Are there ANY circumstances under which Fred would have to forfeit or give back his windfall?


condor said...

Only if a court of final jurisdiction declares his conduct to be "willful misconduct", or if he is "convicted of a FELONY, invloving moral turpitude", thus:

". . . .For purposes of this Agreement, "Cause" shall mean (i) repeated material violations by the Executive of the Executive's duties under Section 2 of this Agreement (other than as a result of incapacity due to physical or mental illness or injury) which violations (A) are demonstrably willful and deliberate on the Executive's part, and (B) are not remedied in a reasonable period of time after receipt of written notice from the Board specifying such violations, (ii) willful misconduct by the Executive in the
course of performing his duties under Section 2 of this Agreement that results, or could reasonably be expected to result, in material harm to the business or reputation of the Company, or (iii) the Executive's conviction of (or plea of nolo contendere to) a felony involving moral turpitude. . . .

Any determination of "Cause" pursuant to this Section 4(b)(i) shall not be effective until there shall have been delivered to the Executive a copy of a resolution duly adopted by the affirmative vote of a majority of the entire membership of the Board (other than the Executive) at a meeting of the Board called and held for such purpose (after reasonable prior notice is provided to the Executive and the Executive is given an opportunity, together with counsel, to be heard before the Board), finding that, in the good faith opinion of the Board, the Executive has committed the violations described at Section 4(b)(i) and specifying the particulars thereof in detail, provided, however that during a Change of Control Period the affirmative vote must be by
not less than three-quarters of the entire membership of the Board (other than the Executive).
. . ."

So, Salmon, the shorter version would be -- Not (Much of) A Chance.


Condor said...

As a post-script, Salmon, I should note that CEO Hassan's employment agreement is certainly the most-aggressive I've ever seen, in any public pharma setting.

It is very aggressive, even when compared to other public "Turnaround CEO" scenarios (theoretically the guise under which he was retained).

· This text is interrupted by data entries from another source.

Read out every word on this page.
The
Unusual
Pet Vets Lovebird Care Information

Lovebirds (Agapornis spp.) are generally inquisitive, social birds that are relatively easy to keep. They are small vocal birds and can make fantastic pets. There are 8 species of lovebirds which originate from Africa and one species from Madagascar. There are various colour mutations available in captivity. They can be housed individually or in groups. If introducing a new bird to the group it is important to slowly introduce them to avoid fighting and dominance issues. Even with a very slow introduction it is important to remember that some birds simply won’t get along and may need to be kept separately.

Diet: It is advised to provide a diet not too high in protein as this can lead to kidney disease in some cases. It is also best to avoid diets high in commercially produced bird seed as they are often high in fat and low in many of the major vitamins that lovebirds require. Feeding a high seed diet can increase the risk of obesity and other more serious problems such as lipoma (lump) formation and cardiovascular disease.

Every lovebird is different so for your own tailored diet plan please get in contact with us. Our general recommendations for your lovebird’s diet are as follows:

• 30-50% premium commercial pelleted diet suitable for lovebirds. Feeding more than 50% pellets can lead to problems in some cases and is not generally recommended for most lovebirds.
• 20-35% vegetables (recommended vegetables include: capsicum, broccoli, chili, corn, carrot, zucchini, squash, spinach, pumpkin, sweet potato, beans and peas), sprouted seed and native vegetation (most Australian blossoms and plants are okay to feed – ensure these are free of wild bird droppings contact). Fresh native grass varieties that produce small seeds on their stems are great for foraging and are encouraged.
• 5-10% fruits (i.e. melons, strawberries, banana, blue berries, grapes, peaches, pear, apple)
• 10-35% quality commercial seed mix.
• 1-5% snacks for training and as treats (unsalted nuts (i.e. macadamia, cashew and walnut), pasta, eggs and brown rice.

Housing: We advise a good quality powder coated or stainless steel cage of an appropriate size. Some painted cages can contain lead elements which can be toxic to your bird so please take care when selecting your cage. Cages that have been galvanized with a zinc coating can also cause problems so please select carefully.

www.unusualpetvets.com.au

It flirts dangerously, I think, with the edge of the envelope -- the edge being how much may a board of directors GIVE AWAY to an executive, they essentially cannot hold accountable -- while still saying with a straight face, that they haven't violated their fiduciary duties (to the shareholders) by signing such a one-sided contract.

That Fred is a salesman, in the worst of ways.